Expression, purification and biological characterization of human vasostatin120-180 in Pichia pastoris.

Angiogenesis is a major feature of tumor growth and metastasis. As such, targeting the tumor neovasculature is an attractive strategy for effective cancer therapy. Angiogenesis inhibitors have strong therapeutic potential as antitumor agents in suppressing tumor growth and metastatic progression. Vasostatin, the N-terminal domain of calreticulin, is a potent angiogenesis inhibitor. Our laboratory previously reported a strategy for expression and purification of human vasostatin120-180 (VAS) in a GST-tagged fusion form using Escherichia coli expression system. However, the yield of 7.2 mg per liter of culture was relatively low and the protein activity was also limited. In this study, the biologically active and soluble VAS was cloned and expressed in Pichia pastoris. The yield of the active VAS was about 20 mg/L of the P. pastoris culture medium.
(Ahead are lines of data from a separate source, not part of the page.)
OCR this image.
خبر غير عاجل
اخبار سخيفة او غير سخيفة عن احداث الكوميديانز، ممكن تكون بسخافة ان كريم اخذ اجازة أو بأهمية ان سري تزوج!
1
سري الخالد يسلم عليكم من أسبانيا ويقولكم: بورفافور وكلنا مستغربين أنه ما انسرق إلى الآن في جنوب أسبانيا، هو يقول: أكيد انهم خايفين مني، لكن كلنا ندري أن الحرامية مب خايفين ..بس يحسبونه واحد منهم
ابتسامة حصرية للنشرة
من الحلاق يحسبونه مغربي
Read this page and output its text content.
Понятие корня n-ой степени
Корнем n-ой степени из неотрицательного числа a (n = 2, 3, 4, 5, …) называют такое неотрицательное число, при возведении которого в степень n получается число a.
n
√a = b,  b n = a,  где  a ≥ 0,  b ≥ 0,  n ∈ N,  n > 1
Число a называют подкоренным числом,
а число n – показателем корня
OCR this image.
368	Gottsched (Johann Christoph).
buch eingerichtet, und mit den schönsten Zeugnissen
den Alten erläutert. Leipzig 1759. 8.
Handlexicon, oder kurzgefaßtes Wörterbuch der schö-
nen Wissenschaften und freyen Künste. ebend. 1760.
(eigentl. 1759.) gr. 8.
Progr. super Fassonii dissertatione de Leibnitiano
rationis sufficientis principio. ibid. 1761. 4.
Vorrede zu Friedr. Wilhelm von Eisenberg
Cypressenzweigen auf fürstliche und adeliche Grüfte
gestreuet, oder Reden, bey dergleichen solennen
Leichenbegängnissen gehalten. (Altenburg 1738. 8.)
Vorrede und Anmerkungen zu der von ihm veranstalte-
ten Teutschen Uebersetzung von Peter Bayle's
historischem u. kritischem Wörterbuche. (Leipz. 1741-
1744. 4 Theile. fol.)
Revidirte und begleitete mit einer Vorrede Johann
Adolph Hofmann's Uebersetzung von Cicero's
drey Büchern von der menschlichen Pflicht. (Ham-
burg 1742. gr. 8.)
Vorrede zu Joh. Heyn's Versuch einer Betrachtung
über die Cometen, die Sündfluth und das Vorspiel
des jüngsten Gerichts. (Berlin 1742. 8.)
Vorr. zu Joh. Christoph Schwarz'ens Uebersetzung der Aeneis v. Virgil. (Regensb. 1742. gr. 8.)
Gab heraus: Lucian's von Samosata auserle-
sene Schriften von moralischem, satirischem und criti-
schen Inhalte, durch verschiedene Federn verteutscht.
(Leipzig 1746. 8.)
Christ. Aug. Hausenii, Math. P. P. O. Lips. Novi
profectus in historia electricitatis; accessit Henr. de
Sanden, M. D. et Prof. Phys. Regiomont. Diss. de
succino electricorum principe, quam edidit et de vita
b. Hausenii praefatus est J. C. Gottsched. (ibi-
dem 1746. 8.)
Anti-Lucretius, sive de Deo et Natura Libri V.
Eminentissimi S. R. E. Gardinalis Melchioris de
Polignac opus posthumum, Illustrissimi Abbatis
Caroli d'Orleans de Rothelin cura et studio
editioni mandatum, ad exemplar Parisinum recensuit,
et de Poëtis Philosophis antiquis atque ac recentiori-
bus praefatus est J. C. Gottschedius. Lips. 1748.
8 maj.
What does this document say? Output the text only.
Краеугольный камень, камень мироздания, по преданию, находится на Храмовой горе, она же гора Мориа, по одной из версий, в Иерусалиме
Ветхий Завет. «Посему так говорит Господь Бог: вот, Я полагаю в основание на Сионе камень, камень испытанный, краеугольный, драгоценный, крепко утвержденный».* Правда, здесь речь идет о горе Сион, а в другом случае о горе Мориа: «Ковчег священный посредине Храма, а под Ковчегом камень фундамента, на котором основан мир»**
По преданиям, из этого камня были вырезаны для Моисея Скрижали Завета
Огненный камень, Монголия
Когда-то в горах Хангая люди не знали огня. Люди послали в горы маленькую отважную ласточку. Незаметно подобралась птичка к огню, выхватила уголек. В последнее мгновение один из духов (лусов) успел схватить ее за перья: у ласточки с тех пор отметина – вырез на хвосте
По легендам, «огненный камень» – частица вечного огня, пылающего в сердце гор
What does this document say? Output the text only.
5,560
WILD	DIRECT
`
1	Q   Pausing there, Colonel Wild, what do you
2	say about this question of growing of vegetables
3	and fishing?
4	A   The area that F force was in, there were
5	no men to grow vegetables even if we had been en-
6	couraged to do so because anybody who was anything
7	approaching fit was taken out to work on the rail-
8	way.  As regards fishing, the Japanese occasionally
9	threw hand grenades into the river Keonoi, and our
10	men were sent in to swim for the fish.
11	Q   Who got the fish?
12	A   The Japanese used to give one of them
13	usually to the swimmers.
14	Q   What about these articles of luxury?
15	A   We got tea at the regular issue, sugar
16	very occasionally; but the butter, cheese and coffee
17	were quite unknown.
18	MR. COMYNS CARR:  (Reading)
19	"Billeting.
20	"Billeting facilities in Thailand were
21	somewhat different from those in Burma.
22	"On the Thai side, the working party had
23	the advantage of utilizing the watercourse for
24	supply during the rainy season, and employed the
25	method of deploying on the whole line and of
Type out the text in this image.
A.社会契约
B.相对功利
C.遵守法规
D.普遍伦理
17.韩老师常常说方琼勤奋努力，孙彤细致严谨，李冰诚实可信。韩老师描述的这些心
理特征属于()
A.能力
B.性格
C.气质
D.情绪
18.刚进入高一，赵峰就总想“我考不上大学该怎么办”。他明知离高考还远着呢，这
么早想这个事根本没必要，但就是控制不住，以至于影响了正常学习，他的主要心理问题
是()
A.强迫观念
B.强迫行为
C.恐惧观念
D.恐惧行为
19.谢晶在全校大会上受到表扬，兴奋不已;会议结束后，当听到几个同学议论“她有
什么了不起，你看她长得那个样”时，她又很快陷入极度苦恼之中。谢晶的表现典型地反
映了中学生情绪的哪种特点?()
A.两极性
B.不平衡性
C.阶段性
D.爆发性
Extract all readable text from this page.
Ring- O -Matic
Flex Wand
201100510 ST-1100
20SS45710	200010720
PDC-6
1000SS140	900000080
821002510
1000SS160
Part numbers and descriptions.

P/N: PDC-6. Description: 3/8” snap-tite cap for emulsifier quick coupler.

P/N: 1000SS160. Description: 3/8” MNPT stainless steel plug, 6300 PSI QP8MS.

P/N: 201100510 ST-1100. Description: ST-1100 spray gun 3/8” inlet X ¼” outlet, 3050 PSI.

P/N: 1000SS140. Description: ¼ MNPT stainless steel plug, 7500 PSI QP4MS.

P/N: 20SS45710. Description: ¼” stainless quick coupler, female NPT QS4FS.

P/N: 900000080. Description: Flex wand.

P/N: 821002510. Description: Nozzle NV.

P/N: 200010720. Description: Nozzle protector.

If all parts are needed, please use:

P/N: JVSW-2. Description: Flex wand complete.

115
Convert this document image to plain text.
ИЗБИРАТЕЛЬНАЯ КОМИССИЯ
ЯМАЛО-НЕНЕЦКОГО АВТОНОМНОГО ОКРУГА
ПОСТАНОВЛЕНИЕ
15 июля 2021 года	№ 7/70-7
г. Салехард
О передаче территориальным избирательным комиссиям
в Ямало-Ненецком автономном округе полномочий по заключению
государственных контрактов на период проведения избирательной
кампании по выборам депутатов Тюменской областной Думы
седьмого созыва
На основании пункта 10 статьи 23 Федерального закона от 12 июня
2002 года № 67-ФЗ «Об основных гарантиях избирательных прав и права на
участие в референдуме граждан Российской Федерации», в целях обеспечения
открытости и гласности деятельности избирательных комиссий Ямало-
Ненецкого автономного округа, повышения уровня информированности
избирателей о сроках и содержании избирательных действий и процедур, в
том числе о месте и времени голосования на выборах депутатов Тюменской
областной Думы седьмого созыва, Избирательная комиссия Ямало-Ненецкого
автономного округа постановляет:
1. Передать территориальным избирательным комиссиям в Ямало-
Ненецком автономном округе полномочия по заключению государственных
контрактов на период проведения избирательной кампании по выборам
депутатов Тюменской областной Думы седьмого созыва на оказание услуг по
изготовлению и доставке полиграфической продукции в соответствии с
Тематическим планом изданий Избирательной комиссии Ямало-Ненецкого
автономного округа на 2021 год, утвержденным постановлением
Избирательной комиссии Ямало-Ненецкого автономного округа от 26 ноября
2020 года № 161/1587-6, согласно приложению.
The recombinant protein was purified to homogeneity, and confirmed to be biologically active. The recombinant VAS could efficiently inhibit angiogenesis and endothelial cell proliferation in vitro. Moreover, the P. pastoris-derived VAS showed relatively higher protein activity than E. coli-derived VAS. Furthermore, it can inhibit in vivo xenograft tumor growth and prolong the tumor doubling time significantly by inhibiting angiogenesis. Taken together, this is the first report on the heterologous expression of VAS in P. pastoris, and P. pastoris is a highly efficient and cost-effective expression system for large amount production of biologically active recombinant VAS for potential therapeutic application.